Tall, wire-thin, and intense, this bilingual rapper realizes he could make a bigger splash in a bigger pond. QC has a reputation among immigrants as “a place you come, but don’t unpack your bags.” According to Webster, unemployment, police harassment and covert racism are some of the reasons people leave when they become teenagers. But unlike many before him, Webster doesn’t plan to move to Montreal or Toronto. “My generation is the first of second-generation blacks…to stay here and fight right here,” he says.

The biracial son of a Senegalese father and Québécoise mother, Webster is a self-styled “SénéQuéb” who creates songs in the service of social justice as much as artistic expression. In an effort to provoke thought (and perhaps a bit of controversy), Webster dubs his music “terrorhythms.” On his first solo album Sagesse Immobile (Immobile Wisdom) he croons to an R&B beat: “L-land baby, where I was born ‘n’ raised.” “L-Land” refers to Limoilou, a QC district largely populated by the immigrant poor. Webster’s answer to Quebec City’s 400th is “Quebec History X,” a rap that invokes the forgotten histories of figures like Matthew da Costa, a multilingual African who came to New France as Samuel de Champlain’s interpreter.
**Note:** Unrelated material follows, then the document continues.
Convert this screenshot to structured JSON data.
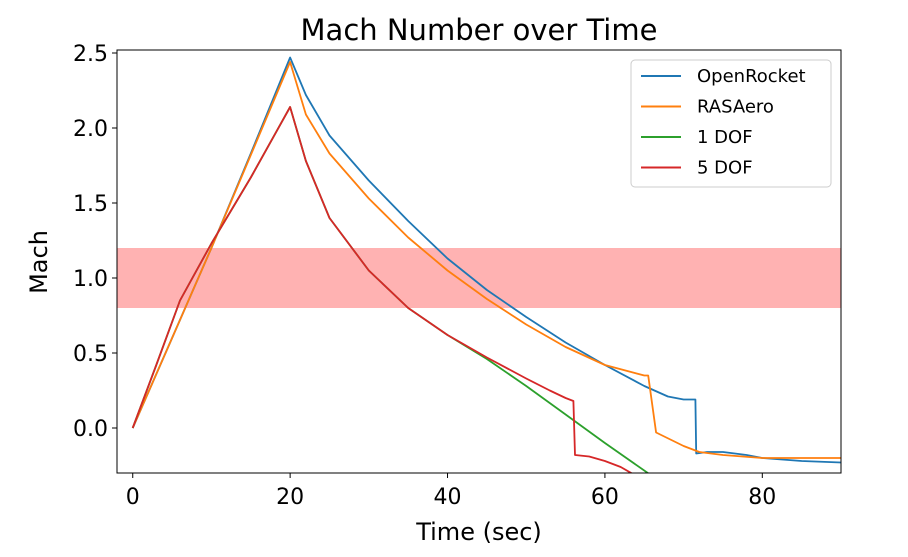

LISTEN: “Quebec History X” from Webster’s Sagesse Immobile

Webster’s decision to switch from rapping in English to French four years ago was a conscious choice, as much political as personal. “I’m among the first generation that witnessed the birth of Quebec hip hop,” says Webster. “In the mid-90’s there was a big French hip hop craze. Some used to rap with French accents but when I started rapping in ’95, I started in English. English isn’t my first language; I didn’t have the same scope. In French I have more vocabulary and know how to work the language.”

As QC winds down its anniversary festivities, Webster begins celebrating the first anniversary of Immobile Wisdom’s release. He’s taking terrorhythms to the road, touring extensively from Quebec City to Montreal and points in between. His mission, he insists, is not finger-wagging and guilt-tripping white Quebec: “Guilt is not the point. I do it to spread my message and reach young people in the streets and in the schools. It’s to show black people’s contribution in the building of this city and country.”